Hanna was all twitches and frantic mania in the cell. He called out hoarsely, begging for someone to come see him, to tell him what the hell was going on. He was disoriented, still dizzy from the drugs that were wearing off quickly. His bare feet padded across the floor, circling the cell, desperate and frightened. It hurt to watch him that way.
I set to work undoing the locks on his door. At the sound, Hanna stopped mid-step, eyes set unblinking on the one-way window, unable to see me like I could see him. Once I opened the heavy door, he bolted towards me, but didn't try to get past me.
"Where the hell am I? Where's Harvey? There's been some kind of mistake, I don't understand-"
"Mr. Cross," I cut him off with a hand to his shoulder. "My name is Connor Hewney. I'm a doctor. I'm here to help you."
Hanna stared up at me, confusion in his insanely blue eyes. "No…no, this doesn't…I don't need a doctor, I need Harvey! Why is this happening? Get me out of this jacket!"
He struggled with it, eyebrows creased with effort as he bit his lip. I tried to console him enough to listen to me, but he continued to pull away from me, to wriggle in the jacket. If his arms were as skinny as his legs, I feared he might actually succeed at freeing them.
"Mr. Cross, please, just hear me out for a moment! I can let you out of that jacket."
His eyes snapped back to me, but he didn't still his movements. "Why should I trust you?"

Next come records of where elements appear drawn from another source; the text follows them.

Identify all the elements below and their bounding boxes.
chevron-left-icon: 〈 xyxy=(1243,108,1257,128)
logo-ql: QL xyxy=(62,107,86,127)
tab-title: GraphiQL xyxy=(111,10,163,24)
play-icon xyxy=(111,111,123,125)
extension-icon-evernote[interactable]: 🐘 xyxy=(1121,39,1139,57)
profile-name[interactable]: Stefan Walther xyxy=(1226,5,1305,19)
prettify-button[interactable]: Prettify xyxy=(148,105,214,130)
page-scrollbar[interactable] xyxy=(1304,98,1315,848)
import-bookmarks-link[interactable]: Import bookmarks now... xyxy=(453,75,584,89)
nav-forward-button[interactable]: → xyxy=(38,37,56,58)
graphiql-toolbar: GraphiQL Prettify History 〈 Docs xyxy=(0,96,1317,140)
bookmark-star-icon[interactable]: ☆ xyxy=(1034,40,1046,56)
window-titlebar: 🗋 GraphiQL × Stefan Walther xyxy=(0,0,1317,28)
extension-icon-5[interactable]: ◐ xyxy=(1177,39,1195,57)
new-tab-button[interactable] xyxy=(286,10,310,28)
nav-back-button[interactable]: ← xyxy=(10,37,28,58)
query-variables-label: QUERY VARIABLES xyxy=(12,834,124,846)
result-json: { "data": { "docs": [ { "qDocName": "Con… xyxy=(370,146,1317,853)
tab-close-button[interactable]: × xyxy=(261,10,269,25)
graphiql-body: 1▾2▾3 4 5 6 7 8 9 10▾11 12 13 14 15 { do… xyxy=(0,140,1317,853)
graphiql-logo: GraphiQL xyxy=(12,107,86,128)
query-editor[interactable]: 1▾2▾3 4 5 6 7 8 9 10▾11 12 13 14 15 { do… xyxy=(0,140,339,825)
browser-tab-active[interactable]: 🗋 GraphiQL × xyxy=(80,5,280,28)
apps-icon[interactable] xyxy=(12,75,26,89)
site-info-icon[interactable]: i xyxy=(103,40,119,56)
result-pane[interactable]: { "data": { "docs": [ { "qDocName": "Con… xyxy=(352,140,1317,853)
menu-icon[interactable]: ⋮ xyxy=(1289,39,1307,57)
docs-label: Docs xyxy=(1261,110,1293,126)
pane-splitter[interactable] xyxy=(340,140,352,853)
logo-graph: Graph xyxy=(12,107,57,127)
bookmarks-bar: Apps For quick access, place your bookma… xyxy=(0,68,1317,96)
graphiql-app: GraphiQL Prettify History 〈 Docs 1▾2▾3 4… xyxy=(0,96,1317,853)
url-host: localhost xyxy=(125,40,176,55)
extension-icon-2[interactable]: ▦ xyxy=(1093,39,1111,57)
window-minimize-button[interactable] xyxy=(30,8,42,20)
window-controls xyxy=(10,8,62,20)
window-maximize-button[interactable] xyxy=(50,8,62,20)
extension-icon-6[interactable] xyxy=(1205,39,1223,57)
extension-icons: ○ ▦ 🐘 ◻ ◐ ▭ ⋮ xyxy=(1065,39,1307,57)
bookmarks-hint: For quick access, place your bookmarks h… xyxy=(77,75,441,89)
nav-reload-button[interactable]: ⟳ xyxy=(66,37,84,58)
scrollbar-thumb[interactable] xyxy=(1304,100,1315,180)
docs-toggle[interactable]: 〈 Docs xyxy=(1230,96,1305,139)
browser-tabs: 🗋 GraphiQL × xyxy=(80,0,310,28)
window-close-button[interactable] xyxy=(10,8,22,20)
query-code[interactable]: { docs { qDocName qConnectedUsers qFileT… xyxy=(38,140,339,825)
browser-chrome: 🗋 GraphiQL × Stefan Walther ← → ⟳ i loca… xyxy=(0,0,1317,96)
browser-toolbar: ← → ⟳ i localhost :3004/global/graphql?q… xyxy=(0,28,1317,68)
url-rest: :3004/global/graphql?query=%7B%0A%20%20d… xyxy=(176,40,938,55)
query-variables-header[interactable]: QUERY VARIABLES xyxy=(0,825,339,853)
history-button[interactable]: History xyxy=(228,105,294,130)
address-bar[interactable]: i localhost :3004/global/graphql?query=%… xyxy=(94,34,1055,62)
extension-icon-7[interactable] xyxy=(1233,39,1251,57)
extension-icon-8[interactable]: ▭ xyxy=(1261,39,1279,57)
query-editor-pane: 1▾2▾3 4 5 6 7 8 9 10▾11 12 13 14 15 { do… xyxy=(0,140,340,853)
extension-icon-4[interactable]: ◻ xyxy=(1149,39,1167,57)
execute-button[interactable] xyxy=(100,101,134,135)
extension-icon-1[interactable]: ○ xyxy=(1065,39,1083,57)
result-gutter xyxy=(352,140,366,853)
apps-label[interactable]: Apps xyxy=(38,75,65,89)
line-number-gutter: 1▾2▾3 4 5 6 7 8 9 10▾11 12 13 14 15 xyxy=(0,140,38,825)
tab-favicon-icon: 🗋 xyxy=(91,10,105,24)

"Because I'm the only one allowed near you right now except for big, angry guards. I'm only here to help you out. I can let you out of that jacket if it bothers you, but you have to promise not to try to get away or to hurt anyone, including yourself."

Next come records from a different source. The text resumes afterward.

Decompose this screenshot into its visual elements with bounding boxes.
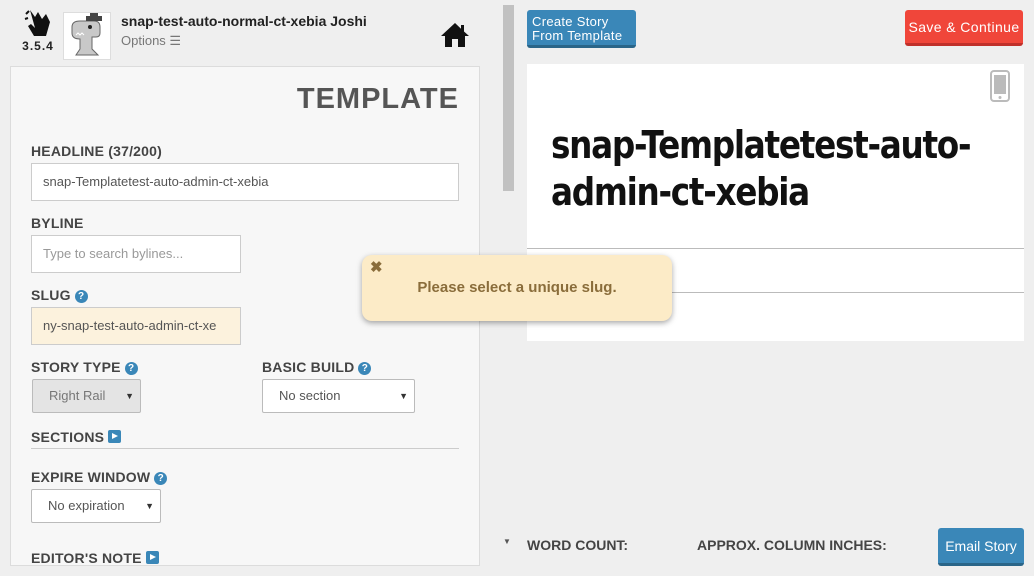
preview-divider <box>527 248 1024 249</box>
top-bar: 3.5.4 snap-test-auto-normal-ct-xebia Jos… <box>0 0 490 66</box>
help-icon[interactable]: ? <box>154 472 168 485</box>
divider <box>31 448 459 449</box>
basic-build-label: BASIC BUILD? <box>262 359 372 375</box>
toast-message: Please select a unique slug. <box>417 279 617 296</box>
help-icon[interactable]: ? <box>358 362 372 375</box>
headline-input[interactable]: snap-Templatetest-auto-admin-ct-xebia <box>31 163 459 201</box>
sections-label-text: SECTIONS <box>31 429 105 445</box>
dropdown-caret-icon: ▼ <box>125 391 134 401</box>
template-button-line2: From Template <box>532 28 623 43</box>
column-inches-label: APPROX. COLUMN INCHES: <box>697 537 887 553</box>
scrollbar-thumb[interactable] <box>503 5 514 191</box>
dino-avatar[interactable] <box>63 12 111 60</box>
expire-window-select[interactable]: No expiration ▼ <box>31 489 161 523</box>
close-icon[interactable]: ✖ <box>370 258 383 276</box>
basic-build-value: No section <box>279 388 341 403</box>
dropdown-caret-icon: ▼ <box>399 391 408 401</box>
editors-note-label-text: EDITOR'S NOTE <box>31 550 142 566</box>
headline-label: HEADLINE (37/200) <box>31 143 162 159</box>
slug-input[interactable]: ny-snap-test-auto-admin-ct-xe <box>31 307 241 345</box>
sections-play-icon[interactable] <box>108 430 122 443</box>
save-continue-button[interactable]: Save & Continue <box>905 10 1023 46</box>
story-type-select[interactable]: Right Rail ▼ <box>32 379 141 413</box>
editors-note-icon[interactable] <box>145 551 159 564</box>
expire-window-label-text: EXPIRE WINDOW <box>31 469 151 485</box>
word-count-label: WORD COUNT: <box>527 537 629 553</box>
snap-logo[interactable]: 3.5.4 <box>20 8 56 53</box>
create-story-from-template-button[interactable]: Create Story From Template <box>527 10 636 48</box>
template-button-line1: Create Story <box>532 14 609 29</box>
editors-note-label: EDITOR'S NOTE <box>31 550 159 566</box>
panel-heading: TEMPLATE <box>296 83 459 115</box>
preview-headline: snap-Templatetest-auto-admin-ct-xebia <box>551 123 972 214</box>
email-story-button[interactable]: Email Story <box>938 528 1024 566</box>
help-icon[interactable]: ? <box>74 290 88 303</box>
version-number: 3.5.4 <box>22 39 54 53</box>
mobile-device-icon[interactable] <box>990 70 1010 102</box>
snap-logo-icon <box>24 10 50 36</box>
scroll-down-arrow-icon[interactable]: ▼ <box>503 537 511 546</box>
options-menu-link[interactable]: Options ☰ <box>121 33 181 49</box>
expire-window-label: EXPIRE WINDOW? <box>31 469 168 485</box>
basic-build-select[interactable]: No section ▼ <box>262 379 415 413</box>
story-type-label: STORY TYPE? <box>31 359 138 375</box>
dropdown-caret-icon: ▼ <box>145 501 154 511</box>
byline-search-input[interactable]: Type to search bylines... <box>31 235 241 273</box>
basic-build-label-text: BASIC BUILD <box>262 359 355 375</box>
help-icon[interactable]: ? <box>124 362 138 375</box>
sections-label[interactable]: SECTIONS <box>31 429 122 445</box>
slug-label-text: SLUG <box>31 287 71 303</box>
slug-label: SLUG? <box>31 287 88 303</box>
expire-window-value: No expiration <box>48 498 125 513</box>
story-type-value: Right Rail <box>49 388 106 403</box>
home-icon[interactable] <box>440 22 470 48</box>
byline-label: BYLINE <box>31 215 84 231</box>
slug-warning-toast: ✖ Please select a unique slug. <box>362 255 672 321</box>
user-name: snap-test-auto-normal-ct-xebia Joshi <box>121 13 367 29</box>
story-type-label-text: STORY TYPE <box>31 359 121 375</box>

He seemed to consider it. He sized me up, studied my face, taking in his surroundings for maybe the first time with a clear head. He licked his lips.
"I'm…I'm in the crazy house, huh?"
I rubbed the back of my neck uncomfortably. "Well…I wouldn't call it that…"
"Call it whatever, that's where I am. Look, I'm not crazy, I swear…you have to let me out."
"I can't do that. They'll arrest you if you leave here. They think you're a graverobber, or worse, a murderer. You can't leave here until I give a diagnosis…and even so, you'll end up in another cell."
He was quiet for long moments, staring at his feet. Then he looked back at me, eyes weary and miserable. "You don't think that, do you? Do you really think I'd kill my best friend? Or dig up dead bodies? Fuck, how did everything end up this way?"
I sighed, moving to touch his shoulder again. "I don't think you're a murderer. I do think you're unwell, though. Something…something's very wrong here. You have to understand what all this looks like to an outside perspective, even if you do have a good reason for having a corpse in your house."
What reason there could be, I couldn't fathom. But I needed him to believe I was on his side.
Hanna's face dropped, thinking. He sniffed, looked around him again. I could just see the despair in his eyes, the realization that everything was falling apart and there was nothing he could do to stop it. I wanted to stop it for him, but what could I do? Even if I was enough of a fool to let him free, where could he go? He'd probably try to get into the morgue and retrieve the body. There was nowhere he could go. There was nothing I could do to save him now. The best thing I could offer would be myself; someone who genuinely wanted to help him, someone he could talk to, someone who could tell the world he was crazy even if he wasn't…though he had to be, and it hurt me to admit it, but there was no getting around the fact that something was wrong with him. Even so, I couldn't bear the thought of this young man in a prison. In a psych ward, at least he'd have more safety, more freedom. He could get out of a ward in a few years with no trouble. Prison would destroy him.
"I…I don't have anything left now."
I looked at him as he brought his face back up, his ice-blue eyes stabbing into mine. They were empty and broken. I felt my chest tighten. Tears pricked at my eyes. He must have noticed; there was a tiny glimmer of confusion in his gaze.
"You have me," I told him thickly, holding my emotion back with all the years of training and heartache I'd pushed through. "It may not be much, and you may not even want it, but I'm here, and I'm going to help you."
He blinked. For a moment, his eyes were the same desolate sea as before. Then they flooded, bursting over his eyelids as his lip trembled and his knees buckled. He cried on the padded floor, trapped in his jacket still, loud and hot and hard. I could see every vein and tendon in his neck and forehead. Professionalism could kiss my ass. I knelt down and gathered him into my arms, holding him against my chest with one arm as I undid the buckles with the other. Once he was free of the restraint, he flung his arms around my waist, sobbing, trying to form words, unsuccessfully, and he gave up. Just cried. I held him close, just like he'd begged the corpse to do all those short days ago.
I knew my coat would be covered in tears and snot and spittle, but I hadn't expected blood.